Video played an important role in the musical upbringing of all the band’s members. For Michael it was the video for Gary Newman’s Cars. “I was eight years old watching it on Channel 7’s Music Express. I remember Gary’s red leather outfit and the neon lights, and the music was amazing!” Bassist and keyboard player Tom Stanton loved ABC’s Poison Arrow, and was captivated by the video of M’s Pop Muzik. For drummer Mike Denner it was Blondie’s Heart of Glass, whose driving beat and rhythmic variations inspired him to take up the drums. Keyboardist Shane Abbott distinctly remembers Annie Lennox’s androgynous look in The Eurythmics videos, and guitarist John Curran, says Duran Duran’s Planet Earth “really lit something up in my brain”.

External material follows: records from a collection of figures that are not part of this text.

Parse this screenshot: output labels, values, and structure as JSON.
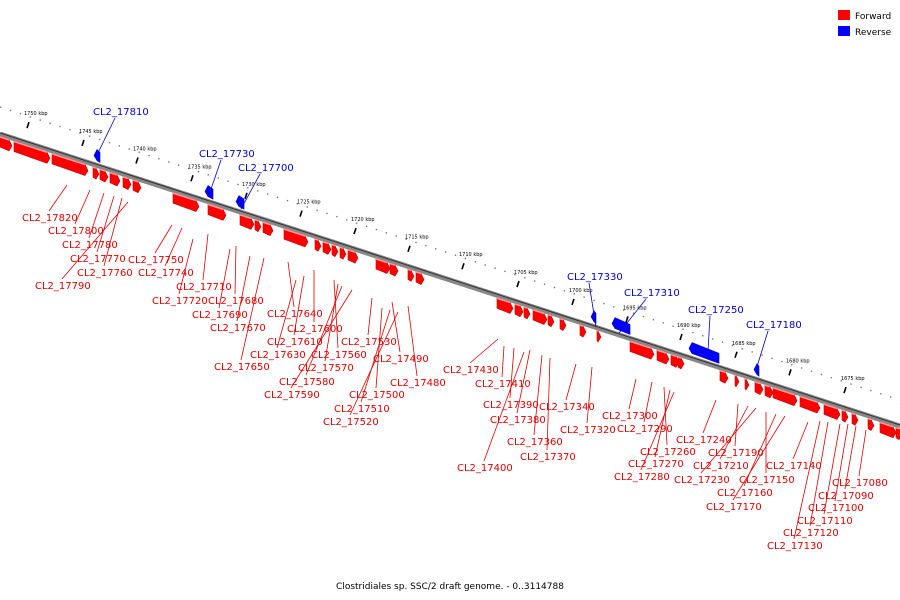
{
  "caption": "Clostridiales sp. SSC/2 draft genome. - 0..3114788",
  "legend": [
    {
      "label": "Forward",
      "color": "#ff0000"
    },
    {
      "label": "Reverse",
      "color": "#0000ff"
    }
  ],
  "colors": {
    "forward": "#ff0000",
    "reverse": "#0000ff",
    "backbone": "#808080",
    "leader_forward": "#e00000",
    "leader_reverse": "#0000cc"
  },
  "scale_ticks": [
    "1750 kbp",
    "1745 kbp",
    "1740 kbp",
    "1735 kbp",
    "1730 kbp",
    "1725 kbp",
    "1720 kbp",
    "1715 kbp",
    "1710 kbp",
    "1705 kbp",
    "1700 kbp",
    "1695 kbp",
    "1690 kbp",
    "1685 kbp",
    "1680 kbp",
    "1675 kbp"
  ],
  "reverse_labels": [
    "CL2_17810",
    "CL2_17730",
    "CL2_17700",
    "CL2_17330",
    "CL2_17310",
    "CL2_17250",
    "CL2_17180"
  ],
  "forward_labels": [
    "CL2_17820",
    "CL2_17800",
    "CL2_17780",
    "CL2_17770",
    "CL2_17760",
    "CL2_17790",
    "CL2_17750",
    "CL2_17740",
    "CL2_17710",
    "CL2_17720",
    "CL2_17680",
    "CL2_17690",
    "CL2_17670",
    "CL2_17640",
    "CL2_17650",
    "CL2_17600",
    "CL2_17610",
    "CL2_17630",
    "CL2_17560",
    "CL2_17570",
    "CL2_17580",
    "CL2_17590",
    "CL2_17530",
    "CL2_17490",
    "CL2_17480",
    "CL2_17500",
    "CL2_17510",
    "CL2_17520",
    "CL2_17430",
    "CL2_17410",
    "CL2_17390",
    "CL2_17380",
    "CL2_17360",
    "CL2_17370",
    "CL2_17400",
    "CL2_17340",
    "CL2_17320",
    "CL2_17300",
    "CL2_17290",
    "CL2_17260",
    "CL2_17270",
    "CL2_17280",
    "CL2_17240",
    "CL2_17190",
    "CL2_17210",
    "CL2_17230",
    "CL2_17150",
    "CL2_17160",
    "CL2_17170",
    "CL2_17140",
    "CL2_17080",
    "CL2_17090",
    "CL2_17100",
    "CL2_17110",
    "CL2_17120",
    "CL2_17130"
  ]
}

“We’re clearly all 80s kids,” says Michael.

Joining the band on stage is Michael’s sister, Teresa De Gennaro. An international Cabaret singer/actor whose 2021 Fringe show, Alien in LA, gained ****1/2 by The Advertiser.

When Michael came to her with the idea of being involved with the show, Teresa was drawn to the history of the synthpop phenomena. “It all started in the late 70s when there was a surge of young musicians and punk rockers in the UK who started to incorporate Avant Garde Electronica into their music. It was underground, unique and exciting,” she says.

By the early 1980s these experimental musicians were at the forefront of mainstream music. “The New Romantics in the UK were a big part of it and when MTV brought synth pop to the American youth, the world was their oyster!” says Michael. “Bands like Soft Cell, Depeche Mode and Germany’s Kraftwerk started to influence the developing House Music scene in Chicago and future pop dance and trance music.”

It was the inclusion of video that really got Teresa hooked into being involved with the show. “I’m an 80s kid too!” she says. “I was watching music videos religiously in the 80s. I wrote out the lyrics to all my favourite songs and copied the choreography of my favourite videos. How could I say no?”

Electro Popped! Rise of the 80s Synthesizer opens at the Norwood Hotel this Saturday 24th February and continues Friday 1st March and 16th March.